With cannabis expected to be one of the fastest-growing industries of the decade, Innovative Industrial Properties looks well-positioned to capitalize on this buzz.

A small pyramid of tobacco cigarettes set atop a thin layer of dried tobacco.

Image source: Getty Images.

Altria Group: 9.31% yield

The third ultra-high-yield dividend stock begging to be bought in October is tobacco stock Altria Group (MO 0.12%). Altria's 9.3% yield is the high-water mark on this list, and a function of the company's management team pledging to return approximately 80% of earnings per share as a dividend to shareholders.

Whereas most stocks are being hammered by high inflation and the growing prospect of a U.S. recession, Altria's biggest headwind is volume. Since the mid-1960s, adult smoking rates in the U.S. have declined by more than two-thirds. Educating the public about the increased risks of smoking tobacco products has been effective at reducing smoking rates in future generations.

This would seem to be bad news for Altria. However, it's not as bad as you might think. Despite this precipitous decline in adult smokers in the U.S., Altria has always maintained exceptionally strong pricing power. Because the nicotine found in tobacco is an addictive chemical, consumers tend to be willing to absorb price increases.

Over the years, Altria has been able to offset volume declines with higher prices. It also doesn't hurt that the company's premium brand, Marlboro, is the most popular cigarette brand in the U.S.

While Altria hasn't had any trouble living off of the immense cash flow of its traditional tobacco operations, the company's future lies with a variety of alternative consumption options. For example, the company announced late last week that it would end its noncompete deal with vaping company Juul Labs (Altria owns a 35% stake in Juul) and potentially make investments in other vape product companies. 

Additionally, Altria Group completed a $1.8 billion deal to acquire a 45% equity stake in Canadian licensed cannabis producer Cronos Group (CRON 0.41%) in March 2019. If and when the U.S. federal government legalizes marijuana, Cronos would be free to enter the more lucrative U.S. market.
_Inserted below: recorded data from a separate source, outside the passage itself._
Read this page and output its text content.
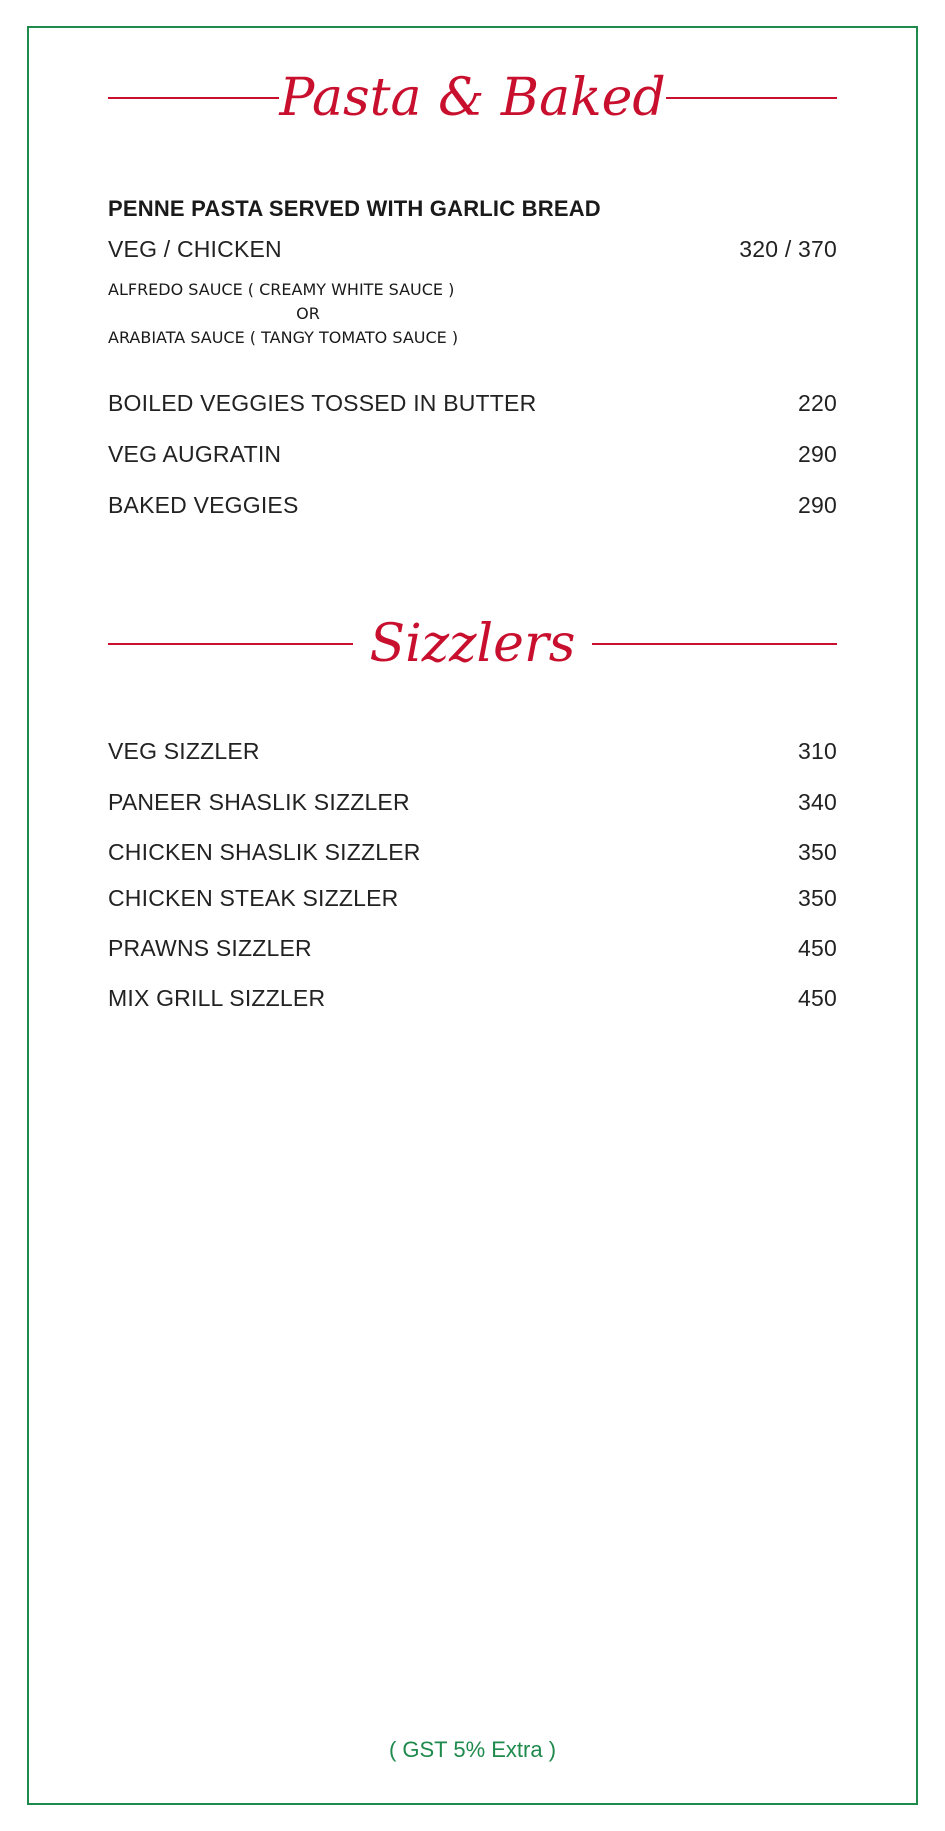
Pasta & Baked
PENNE PASTA SERVED WITH GARLIC BREAD
VEG / CHICKEN	320 / 370
ALFREDO SAUCE ( CREAMY WHITE SAUCE )
OR
ARABIATA SAUCE ( TANGY TOMATO SAUCE )
BOILED VEGGIES TOSSED IN BUTTER	220
VEG AUGRATIN	290
BAKED VEGGIES	290
Sizzlers
VEG SIZZLER	310
PANEER SHASLIK SIZZLER	340
CHICKEN SHASLIK SIZZLER	350
CHICKEN STEAK SIZZLER	350
PRAWNS SIZZLER	450
MIX GRILL SIZZLER	450
( GST 5% Extra )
Altria would almost certainly play a pivotal role in helping Cronos develop, market, and distribute higher-margin vape products throughout North America.

It would also be wise not to overlook Altria's capital return program. Aside from its juicy dividend, management is expected to complete a $3.5 billion authorized buyback before the end of the year. Buying back stock reduces the number of shares outstanding, which can boost earnings per share for a company with steady or rising net income.

Even though the growth heyday for tobacco stocks has long since passed, Altria Group can still be a steady wealth builder for patient investors.